It is true, but not useful, to observe that any collection of mutually recursive functions can be turned into a tail-recursive function. This observation is on par with the old chestnut of the 1960s, that control flow designs can be eliminated, because each program can be written as a loop with a case embedded in it.
It is useful to know that many functions that are not explicitly tail-recursive can be converted to tail-recursive form by adding cumulative parameters. (The latest version of this conversion is a transition to the Continuing Pass (CPS) style, but most programmers find the result of the CPS conversion difficult to read.)
Here is an example of a function that is โrecursiveโ (in fact, it just repeats itself), but is not tail recursive:
factorial n = if n == 0 then 1 else n * factorial (n-1)
In this case, the multiplication occurs after a recursive call. We can create a tail recursive version by putting the product in the cumulative parameter:
factorial n = fn 1 where fn product = if n == 0 then product else f (n-1) (n * product)
The inner function f is tail recursive and compiles into a closed loop.
I find the following differences useful:
In an iterative or recursive program, you solve a problem of size n by first solving one subproblem of size n-1 . The calculation of the factor function falls into this category, and this can be done either iteratively or recursively. (This idea generalizes, for example, the Fibonacci function, where you need both n-1 and n-2 to solve n .)

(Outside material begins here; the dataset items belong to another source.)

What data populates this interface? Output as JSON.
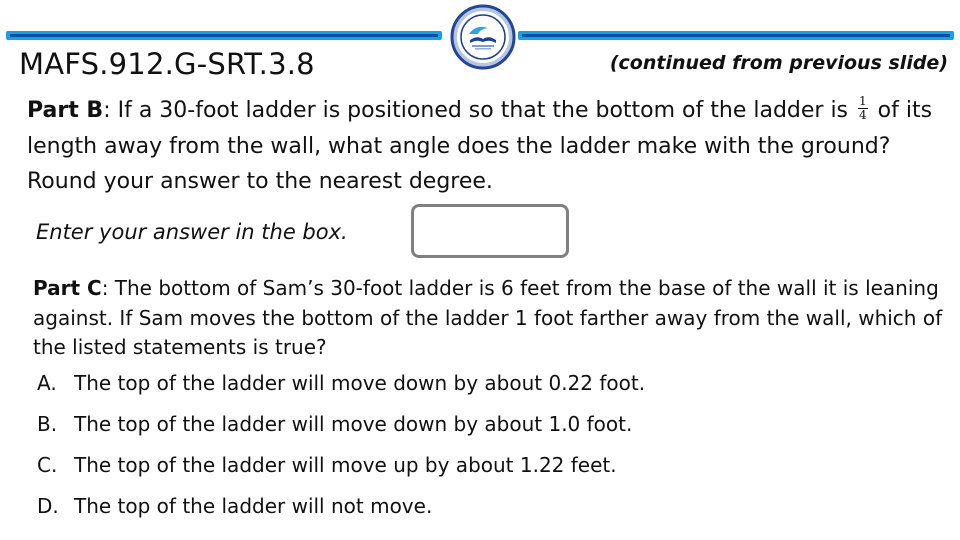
{
  "header": {
    "standard_code": "MAFS.912.G-SRT.3.8",
    "continued_note": "(continued from previous slide)",
    "logo": "school-district-seal-icon",
    "accent_colors": {
      "bar_outer": "#1a9fe0",
      "bar_inner": "#0b4fa0",
      "logo_ring": "#1f3f8f"
    }
  },
  "part_b": {
    "label": "Part B",
    "text_1": ": If a 30-foot ladder is positioned so that the bottom of the ladder is ",
    "fraction_numerator": "1",
    "fraction_denominator": "4",
    "text_2": " of its length away from the wall, what angle does the ladder make with the ground? Round your answer to the nearest degree.",
    "answer_prompt": "Enter your answer in the box.",
    "answer_value": "",
    "answer_box_border_color": "#808080"
  },
  "part_c": {
    "label": "Part C",
    "text": ": The bottom of Sam’s 30-foot ladder is 6 feet from the base of the wall it is leaning against. If Sam moves the bottom of the ladder 1 foot farther away from the wall, which of the listed statements is true?",
    "options": [
      {
        "letter": "A.",
        "text": "The top of the ladder will move down by about 0.22 foot."
      },
      {
        "letter": "B.",
        "text": "The top of the ladder will move down by about 1.0 foot."
      },
      {
        "letter": "C.",
        "text": "The top of the ladder will move up by about 1.22 feet."
      },
      {
        "letter": "D.",
        "text": "The top of the ladder will not move."
      }
    ]
  }
}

In a recursive program, you solve a problem of size n by first resolving two sub-tasks of size n/2 . Or, more generally, you solve a problem of size n first resolving a subtask of size k and one of sizes nk , where 1 < k < n . Quicksort and mergesort are two examples of these kinds of problems that can be easily programmed recursively, but the program is not so simple iteratively or using only tail recursion. (You should essentially mimic recursion using an explicit stack.)
In dynamic programming, you solve a problem of size n by first resolving all subtasks of all sizes k , where k<n . Finding the shortest route from one point to another on the London Underground is an example of this kind of problem. (The London Underground is a multiply connected graph, and you solve the problem by first finding all the points for which the shortest path is 1 stop, then for which the shortest path is 2 stops, etc. etc.)
Only the first type of program has a simple conversion to the tail-recursive form.